You want to do the opposite: indiscriminately broadcast a kind personality, then deploy the sarcasm in point to point contexts "that never [leave] any doubt that it is a joke".
This made me realize just now the functional* couples I know would never wear somethings so blunt.
This is all purely anecdotal but just sharing my personal observations :)
*I need a better word that just describes the objective truth with no baggage please help lol
Aren't there already materials (made for people with autism) that catalog these scripts and make them explicit?
Edit: e.g. https://suelarkey.com.au/promoting-social-understanding-soci...
> Pond party later. Too many ducks, too many voices, too many rules. None written down.
Still a good duck, always a good duck!
I really really want this other part of my unconscious behavior modeled well. Would be very useful.
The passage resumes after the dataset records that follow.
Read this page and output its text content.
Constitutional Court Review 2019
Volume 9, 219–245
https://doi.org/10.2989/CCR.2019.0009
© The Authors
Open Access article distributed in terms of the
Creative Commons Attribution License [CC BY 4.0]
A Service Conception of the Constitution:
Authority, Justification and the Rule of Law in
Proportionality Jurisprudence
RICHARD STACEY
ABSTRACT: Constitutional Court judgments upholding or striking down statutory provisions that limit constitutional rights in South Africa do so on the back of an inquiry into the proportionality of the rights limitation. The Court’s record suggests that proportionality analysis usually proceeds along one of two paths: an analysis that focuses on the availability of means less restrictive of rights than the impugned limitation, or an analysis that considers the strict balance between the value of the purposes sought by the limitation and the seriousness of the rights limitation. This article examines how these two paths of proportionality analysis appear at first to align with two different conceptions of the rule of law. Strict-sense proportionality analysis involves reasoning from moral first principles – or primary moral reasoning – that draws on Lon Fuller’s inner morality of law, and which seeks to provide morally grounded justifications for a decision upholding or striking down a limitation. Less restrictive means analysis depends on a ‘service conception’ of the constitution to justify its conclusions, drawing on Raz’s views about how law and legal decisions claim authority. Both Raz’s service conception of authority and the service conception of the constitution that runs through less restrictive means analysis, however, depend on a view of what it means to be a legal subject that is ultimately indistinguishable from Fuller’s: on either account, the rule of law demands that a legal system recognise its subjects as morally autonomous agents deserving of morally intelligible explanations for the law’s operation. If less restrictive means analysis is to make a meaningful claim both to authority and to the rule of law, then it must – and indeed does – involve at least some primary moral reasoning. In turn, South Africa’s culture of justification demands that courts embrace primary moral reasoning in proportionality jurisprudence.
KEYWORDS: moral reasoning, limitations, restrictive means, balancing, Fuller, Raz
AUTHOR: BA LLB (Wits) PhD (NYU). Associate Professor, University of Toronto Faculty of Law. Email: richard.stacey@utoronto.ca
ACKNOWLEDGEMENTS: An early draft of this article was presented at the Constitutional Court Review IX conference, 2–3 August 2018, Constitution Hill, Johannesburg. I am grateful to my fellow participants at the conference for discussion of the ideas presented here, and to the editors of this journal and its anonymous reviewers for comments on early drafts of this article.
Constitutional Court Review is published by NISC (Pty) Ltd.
By examining the common attacks on distracted people you can build a simple rule set that accounts for a large part of unconscious behavior. The attack I love to hate is the “subscribe now” popup. It inserts into your OODA loop at exactly the moment when your mind is engaged with important or interesting concepts. It is designed to compromise your decision making. I would use that as the foundation of my model because it sets out not only the behavior but the conditions under which the behavior is active.
Another set of rules can be inferred from ways phishing tricks people. (Activating urgency, fear, irritation, authority, avarice)
A third source of rules might be inferred from the practices of illusionists and cup and ball scams. Attention is finite, I’ve got it here so it’s not available in the important direction.
Unless you're asserting that AI models and brains do share some things in common?
Also, you can think of it as the subject (or subjects) programming the modeling agent: if the modeled mind is able to recognize it's being modeled, it's reasonable to consider the possibility that it can influence how those inferred scripts are created just by shaping its own behavior.
It can't be like an EEG, right? "Please be quiet and predictable while I model you, sir".
Of course, what humans think of predictability might not hold water. One could think he's behaving in a random way but in reality following well-known patterns (unknown to him).
It's an interesting problem. Absolutely terrifying stuff.
I don't know if anyone is working on modelling the human existence (via LMMs) in this way... It feels like a Frankensteinian and eccentric project idea, but certainly a fun one!